Conversion does not just happen. It requires resources. Typically, one does not learn what it means to love, value, or seek truth unless one sees these exemplified in others. Among the resources most valuable for moral conversion are literature and film. I was part of the Star Wars generation. My moral imagination was shaped by its story of the light battling against the dark. But a generation later a more profound story of good and evil came along, that of Harry Potter and his friends. Millennials get a bad rap, but they are among the most engaged generations in history. What others call whining or being a snowflake or whatever, I call having an instinctive compassion for the vulnerable. That, I suspect, is not a little due to the impact of Harry Potter.
At its core, the story of Harry Potter is a story of love and value. The Boy Who Lived lived because his mother loved him so much that she gave her own life to save his. From Voldemort's perspective, her sacrifice was incomprehensible. Her decision to stand between Harry and Voldemort was, from his self-centred perspective, entirely in vain. She had no capacity to stop him, and at best she bought Harry a few more seconds of life. But that incomprehension was due to Voldemort's lack of conversion to either love or value. He could not understand that love is such that Lily Potter could not have done anything but stand between Harry and Voldemort, and that she was operating from something that transcends self-interest. He cannot comprehend that the same was true of James Potter, who gave his life to buy his wife a few extra moments to escape with their son. But if it was his lack of conversion to love and value that tripped up Voldemort, it was the opposite with Harry. His first triumph over Voldemort came because Harry wanted to find the philosopher's stone but not to use. He was interested in it not for his own self, but rather to keep it from Voldemort. His final triumph came because he was willing to die to save the family he had found at Hogwarts, just as his parents died to save him. It was Harry's love for them, and the fact that he acted entirely out of values that transcended self-interest, that undid Voldemort, who still could not comprehend such power.

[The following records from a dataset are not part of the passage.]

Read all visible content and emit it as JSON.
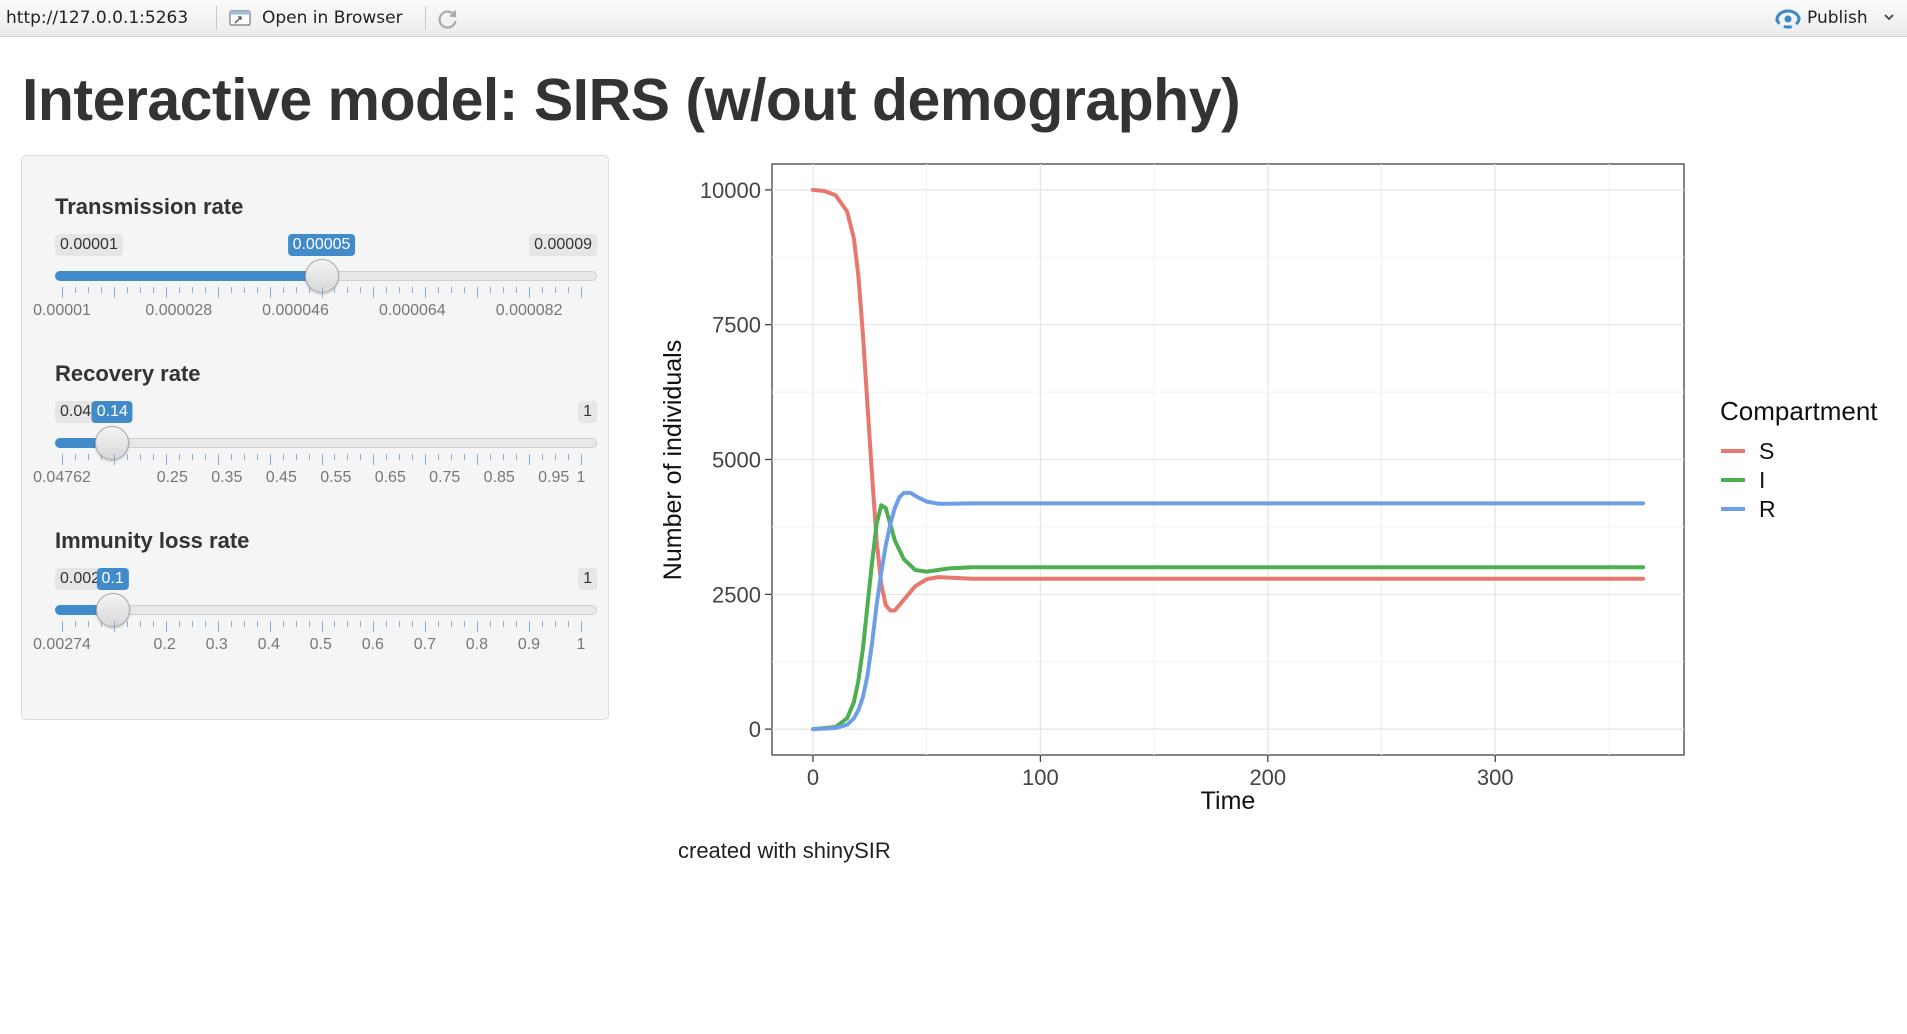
{
  "toolbar": {
    "url": "http://127.0.0.1:5263",
    "open_in_browser_label": "Open in Browser",
    "publish_label": "Publish",
    "icons": [
      "open-in-browser-icon",
      "refresh-icon",
      "publish-icon",
      "chevron-down-icon"
    ]
  },
  "page": {
    "title": "Interactive model: SIRS (w/out demography)",
    "footer": "created with shinySIR"
  },
  "sliders": [
    {
      "label": "Transmission rate",
      "min_label": "0.00001",
      "max_label": "0.00009",
      "value_label": "0.00005",
      "min": 1e-05,
      "max": 9e-05,
      "value": 5e-05,
      "tick_labels": [
        {
          "text": "0.00001",
          "value": 1e-05
        },
        {
          "text": "0.000028",
          "value": 2.8e-05
        },
        {
          "text": "0.000046",
          "value": 4.6e-05
        },
        {
          "text": "0.000064",
          "value": 6.4e-05
        },
        {
          "text": "0.000082",
          "value": 8.2e-05
        }
      ]
    },
    {
      "label": "Recovery rate",
      "min_label": "0.04762",
      "max_label": "1",
      "value_label": "0.14",
      "min": 0.04762,
      "max": 1,
      "value": 0.14,
      "tick_labels": [
        {
          "text": "0.04762",
          "value": 0.04762
        },
        {
          "text": "0.25",
          "value": 0.25
        },
        {
          "text": "0.35",
          "value": 0.35
        },
        {
          "text": "0.45",
          "value": 0.45
        },
        {
          "text": "0.55",
          "value": 0.55
        },
        {
          "text": "0.65",
          "value": 0.65
        },
        {
          "text": "0.75",
          "value": 0.75
        },
        {
          "text": "0.85",
          "value": 0.85
        },
        {
          "text": "0.95",
          "value": 0.95
        },
        {
          "text": "1",
          "value": 1
        }
      ]
    },
    {
      "label": "Immunity loss rate",
      "min_label": "0.00274",
      "max_label": "1",
      "value_label": "0.1",
      "min": 0.00274,
      "max": 1,
      "value": 0.1,
      "tick_labels": [
        {
          "text": "0.00274",
          "value": 0.00274
        },
        {
          "text": "0.2",
          "value": 0.2
        },
        {
          "text": "0.3",
          "value": 0.3
        },
        {
          "text": "0.4",
          "value": 0.4
        },
        {
          "text": "0.5",
          "value": 0.5
        },
        {
          "text": "0.6",
          "value": 0.6
        },
        {
          "text": "0.7",
          "value": 0.7
        },
        {
          "text": "0.8",
          "value": 0.8
        },
        {
          "text": "0.9",
          "value": 0.9
        },
        {
          "text": "1",
          "value": 1
        }
      ]
    }
  ],
  "chart_data": {
    "type": "line",
    "title": "",
    "xlabel": "Time",
    "ylabel": "Number of individuals",
    "xlim": [
      -18,
      383
    ],
    "ylim": [
      -480,
      10480
    ],
    "xticks": [
      0,
      100,
      200,
      300
    ],
    "yticks": [
      0,
      2500,
      5000,
      7500,
      10000
    ],
    "grid": true,
    "legend": {
      "title": "Compartment",
      "position": "right"
    },
    "series": [
      {
        "name": "S",
        "color": "#e8776f",
        "x": [
          0,
          5,
          10,
          15,
          18,
          20,
          22,
          24,
          26,
          28,
          30,
          32,
          34,
          36,
          40,
          45,
          50,
          55,
          60,
          70,
          80,
          365
        ],
        "y": [
          10000,
          9980,
          9900,
          9600,
          9100,
          8400,
          7300,
          6000,
          4700,
          3500,
          2700,
          2300,
          2200,
          2200,
          2400,
          2650,
          2780,
          2820,
          2810,
          2790,
          2790,
          2790
        ]
      },
      {
        "name": "I",
        "color": "#4caf50",
        "x": [
          0,
          10,
          15,
          18,
          20,
          22,
          24,
          26,
          28,
          30,
          32,
          34,
          36,
          40,
          45,
          50,
          55,
          60,
          70,
          80,
          365
        ],
        "y": [
          0,
          40,
          200,
          500,
          900,
          1500,
          2300,
          3100,
          3800,
          4150,
          4100,
          3800,
          3500,
          3150,
          2950,
          2920,
          2950,
          2980,
          3000,
          3000,
          3000
        ]
      },
      {
        "name": "R",
        "color": "#6f9ee8",
        "x": [
          0,
          10,
          15,
          18,
          20,
          22,
          24,
          26,
          28,
          30,
          32,
          34,
          36,
          38,
          40,
          43,
          46,
          50,
          55,
          60,
          70,
          80,
          365
        ],
        "y": [
          0,
          20,
          80,
          200,
          350,
          600,
          1000,
          1600,
          2300,
          2900,
          3400,
          3800,
          4100,
          4300,
          4380,
          4380,
          4300,
          4220,
          4180,
          4180,
          4185,
          4185,
          4185
        ]
      }
    ]
  }
}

This is what millennials learned to aspire towards, when as young children they read and watched Harry Potter. They learned that one stands up to those whose craven pursuit of power destroys and takes lives. Is it any surprise then that in a western world where misogyny, racism, and other vile ills are blatantly attacking decency and goodness in a way that we haven't seen in generations, the Harry Potter generation stands up to the darkness?